The attorney general of Illinois also has sued Crush and its parent company, TMP Nevada, alleging violations of that state's consumer fraud and deceptive business practices act.

The Winfrey suit alleges that after Oz, who practices at the Columbia University Medical Center, appeared several times on the show discussing health issues, the defendant companies began to market

products falsely using their names as endorsements.

A top official at Monavie said Friday it was mistakenly put on the list of "Internet scammers" who trade on the reputation of the açai as a health-promoting berry the company makes into a drink product. CFO Devin Thorpe said the company did not promote free trials of products, had a liberal money-back policy and did not say or imply that Winfrey or Oz had endorsed the Monavie açai-based juice.

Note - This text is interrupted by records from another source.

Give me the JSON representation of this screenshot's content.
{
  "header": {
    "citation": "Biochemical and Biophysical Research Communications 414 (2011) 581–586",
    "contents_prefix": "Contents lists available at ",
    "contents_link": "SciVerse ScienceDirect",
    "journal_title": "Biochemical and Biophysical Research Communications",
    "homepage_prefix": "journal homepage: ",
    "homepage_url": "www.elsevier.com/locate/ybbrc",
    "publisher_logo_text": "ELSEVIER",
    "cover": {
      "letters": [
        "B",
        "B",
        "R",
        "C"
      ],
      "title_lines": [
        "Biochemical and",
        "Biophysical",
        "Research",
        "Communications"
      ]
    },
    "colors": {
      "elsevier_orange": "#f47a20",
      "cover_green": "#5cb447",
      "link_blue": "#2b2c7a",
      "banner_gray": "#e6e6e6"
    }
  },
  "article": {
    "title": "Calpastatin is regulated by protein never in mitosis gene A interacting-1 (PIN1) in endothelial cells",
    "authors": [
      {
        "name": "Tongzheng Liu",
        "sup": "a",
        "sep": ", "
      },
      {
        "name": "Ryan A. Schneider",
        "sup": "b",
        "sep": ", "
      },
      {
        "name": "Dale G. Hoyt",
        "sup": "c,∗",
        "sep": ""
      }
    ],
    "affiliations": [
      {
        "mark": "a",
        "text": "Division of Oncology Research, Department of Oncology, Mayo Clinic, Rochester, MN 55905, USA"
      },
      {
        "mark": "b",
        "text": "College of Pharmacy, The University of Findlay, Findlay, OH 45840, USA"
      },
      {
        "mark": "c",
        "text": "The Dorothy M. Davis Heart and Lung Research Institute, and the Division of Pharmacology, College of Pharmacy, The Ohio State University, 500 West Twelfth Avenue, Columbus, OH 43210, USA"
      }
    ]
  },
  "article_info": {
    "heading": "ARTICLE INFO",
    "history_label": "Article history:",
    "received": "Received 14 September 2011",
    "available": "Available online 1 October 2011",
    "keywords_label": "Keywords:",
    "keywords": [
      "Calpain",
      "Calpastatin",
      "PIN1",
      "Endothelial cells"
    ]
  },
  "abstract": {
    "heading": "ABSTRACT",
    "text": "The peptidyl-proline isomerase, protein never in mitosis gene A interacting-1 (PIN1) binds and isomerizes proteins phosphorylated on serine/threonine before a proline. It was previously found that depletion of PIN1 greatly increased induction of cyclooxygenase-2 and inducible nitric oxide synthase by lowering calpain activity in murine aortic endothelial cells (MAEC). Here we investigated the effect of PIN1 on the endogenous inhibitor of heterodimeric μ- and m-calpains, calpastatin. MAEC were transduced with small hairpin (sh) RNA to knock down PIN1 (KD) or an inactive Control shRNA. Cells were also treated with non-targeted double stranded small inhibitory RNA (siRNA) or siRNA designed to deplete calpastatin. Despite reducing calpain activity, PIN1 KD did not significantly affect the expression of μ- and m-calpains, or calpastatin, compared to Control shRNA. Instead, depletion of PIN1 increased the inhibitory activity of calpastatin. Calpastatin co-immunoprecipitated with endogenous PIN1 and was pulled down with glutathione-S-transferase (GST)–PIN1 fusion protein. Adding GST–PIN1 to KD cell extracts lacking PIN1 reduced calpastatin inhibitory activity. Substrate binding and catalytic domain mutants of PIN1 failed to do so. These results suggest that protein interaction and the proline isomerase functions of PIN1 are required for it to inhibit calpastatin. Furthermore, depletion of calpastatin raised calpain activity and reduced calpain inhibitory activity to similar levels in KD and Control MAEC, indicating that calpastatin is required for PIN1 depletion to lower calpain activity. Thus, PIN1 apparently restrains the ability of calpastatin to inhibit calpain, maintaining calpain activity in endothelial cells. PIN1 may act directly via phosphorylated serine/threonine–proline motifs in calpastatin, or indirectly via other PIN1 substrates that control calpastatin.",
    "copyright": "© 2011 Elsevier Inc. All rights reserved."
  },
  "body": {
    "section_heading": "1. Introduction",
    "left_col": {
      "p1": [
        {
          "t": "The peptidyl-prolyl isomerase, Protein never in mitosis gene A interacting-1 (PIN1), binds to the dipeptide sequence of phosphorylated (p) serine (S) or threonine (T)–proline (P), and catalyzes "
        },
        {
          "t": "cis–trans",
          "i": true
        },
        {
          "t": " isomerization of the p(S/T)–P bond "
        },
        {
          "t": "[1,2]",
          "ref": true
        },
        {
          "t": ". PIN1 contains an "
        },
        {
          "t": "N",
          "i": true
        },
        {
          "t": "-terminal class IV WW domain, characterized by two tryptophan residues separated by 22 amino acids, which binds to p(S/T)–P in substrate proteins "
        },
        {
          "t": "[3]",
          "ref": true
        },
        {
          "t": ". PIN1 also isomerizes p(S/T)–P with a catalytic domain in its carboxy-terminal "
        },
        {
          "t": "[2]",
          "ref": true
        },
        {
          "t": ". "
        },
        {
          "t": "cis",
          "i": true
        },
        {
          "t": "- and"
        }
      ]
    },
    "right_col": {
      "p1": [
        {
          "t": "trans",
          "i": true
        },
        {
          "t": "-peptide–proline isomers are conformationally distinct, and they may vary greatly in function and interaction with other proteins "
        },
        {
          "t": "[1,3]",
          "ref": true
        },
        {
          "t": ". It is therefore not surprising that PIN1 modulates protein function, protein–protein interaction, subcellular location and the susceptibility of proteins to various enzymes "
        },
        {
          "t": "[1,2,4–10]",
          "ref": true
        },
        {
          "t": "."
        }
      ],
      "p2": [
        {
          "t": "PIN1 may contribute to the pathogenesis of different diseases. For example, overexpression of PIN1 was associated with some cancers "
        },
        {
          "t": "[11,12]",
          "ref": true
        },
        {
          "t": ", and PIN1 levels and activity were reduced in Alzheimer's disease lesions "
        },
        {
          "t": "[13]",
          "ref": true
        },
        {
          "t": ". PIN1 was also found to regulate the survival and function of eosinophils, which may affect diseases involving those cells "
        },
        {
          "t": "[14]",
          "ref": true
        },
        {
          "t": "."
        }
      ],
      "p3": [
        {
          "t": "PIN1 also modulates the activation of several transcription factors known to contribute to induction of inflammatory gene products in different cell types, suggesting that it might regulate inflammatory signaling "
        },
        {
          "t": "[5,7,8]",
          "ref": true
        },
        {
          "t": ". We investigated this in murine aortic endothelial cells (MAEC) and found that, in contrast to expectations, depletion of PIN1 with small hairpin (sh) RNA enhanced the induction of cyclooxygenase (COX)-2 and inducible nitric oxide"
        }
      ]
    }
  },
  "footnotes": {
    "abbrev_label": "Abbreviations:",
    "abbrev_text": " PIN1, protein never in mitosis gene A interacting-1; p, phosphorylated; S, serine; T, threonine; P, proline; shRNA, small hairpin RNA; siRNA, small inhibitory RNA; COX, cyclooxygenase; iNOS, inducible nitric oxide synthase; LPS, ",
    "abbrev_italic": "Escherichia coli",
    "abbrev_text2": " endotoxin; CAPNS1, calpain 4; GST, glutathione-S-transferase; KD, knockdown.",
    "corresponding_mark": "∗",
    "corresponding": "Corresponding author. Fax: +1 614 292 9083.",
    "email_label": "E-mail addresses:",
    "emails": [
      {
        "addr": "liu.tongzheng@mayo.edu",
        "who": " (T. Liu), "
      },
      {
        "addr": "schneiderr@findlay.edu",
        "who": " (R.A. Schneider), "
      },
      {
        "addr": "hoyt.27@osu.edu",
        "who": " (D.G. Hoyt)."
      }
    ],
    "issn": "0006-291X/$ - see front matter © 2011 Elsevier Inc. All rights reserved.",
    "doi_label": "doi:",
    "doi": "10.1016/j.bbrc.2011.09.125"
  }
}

"We really feel like we're the victims of these Internet scammers every bit as much as Oprah is a victim of them," said Thorpe. "Monavie really created the açai business in the United States ... And it's really [Internet scammers] trading on our good name."

Jason Brailow, a principal officer at Crush and its parent, TMP Nevada, also denied his companies used Winfrey's or Oz's names as an endorsement on the Web sites.

"They thought they were doing something we didn't do," he said.

Brailow also claimed there already was an agreement to drop the lawsuit. But Rachman, the lead lawyer, said he had not had any discussions with Brailow or his company about the lawsuit.

"I haven't discussed anything with Crush LLC," he said. "If I haven't, I don't think anyone else has."

The company 456 Health Systems -- or its related entities FCM Performance Health USA and AEG Partners Ltd. -- could not be reached for comment.

Brailow also denied the allegations in the Illinois lawsuit that the company was using deceptive Web pages to lure customers with a "risk-free trial offer" for a sample of the product, then quickly starting to charge customers' credit cards monthly for shipments. Some customers received the samples after the 14-day trial period had ended and were already being charged monthly, while others couldn't reach customer service to cancel their automatic payments, the lawsuit says.

Brailow said almost all customers who wanted their money back have had it returned and that customers can easily reach customer service representatives.

A call to one of the company's toll-free customer numbers was promptly answered Friday afternoon.